看板直撃弾は信用していい? 中日新助っ人にチーム内から聞こえる“リアル評価”
アキーノに被弾の大野雄大「フェンスオーバーは予想外でした」
引っ張った左翼へのスタンドインならまだ冷静に受け止められたが、非の打ち所がないセンター方向。「完璧なバッティングでしたからね。今までなかなかなかった。勉強になりました」。自らの状態を差し引いたとしても、驚きは大きかった。自らの“被弾経験”を振り返ると、ひとつイメージが重なる一発があった。
「最近やったら、2021年に誠也に打たれた満塁ホームランに似てましたね」。2021年10月7日の広島戦(バンテリンドーム)。両チーム無得点の5回1死満塁で、内角を狙ったストレートが甘く入ってバックスクリーン左に運ばれた。「僕の中でのホームランのイメージはあれと同じような感じですね」と例えた。
ここまでのアキーノの印象は、おそらく偵察する他球団のスコアラーと変わらない。「ローボールは打ちますね」。血気盛んにブンブン振り回す感じもなく、見極めもできている。手の長さを生かし、外角にもバットが届く。2度目の対戦でツーシームを中堅フェンス際まで運ばれた大野雄は「腕が長いですよね。あそこまで飛ばすのはなかなかない」とうなった。
この日同じくシート打撃で対戦した小笠原慎之介投手も「外の真っ直ぐは届くでしょうね」と見る。あとは外角へ逃げていく変化球に手を出さないかがひとつ鍵だと、昨季の10勝左腕は見ている。
真価が問われるのは、本番モードに入っていくここから。

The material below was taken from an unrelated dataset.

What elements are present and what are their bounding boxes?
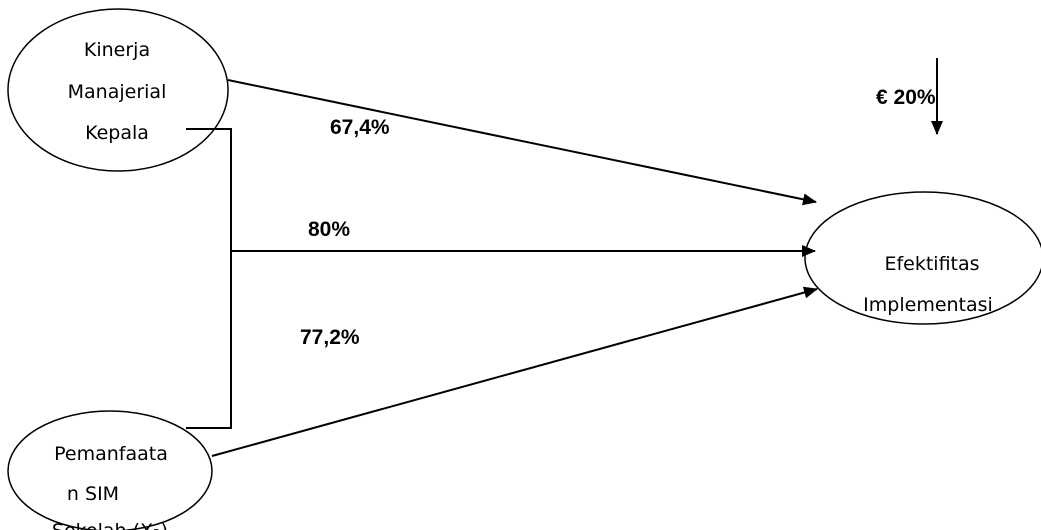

立浪和義監督も「弱点っていうのは、必ず相手は見つけてくる。そういう時に対応できる形を見つけていけば」と冷静に見極めていく姿勢を保つ。貧打線を救う救世主となるのか、期待ハズレに終わるのか。沖縄の空を切り裂いた弾道は、少なくとも“前者”だとチームメートが期待を抱くには十分だった。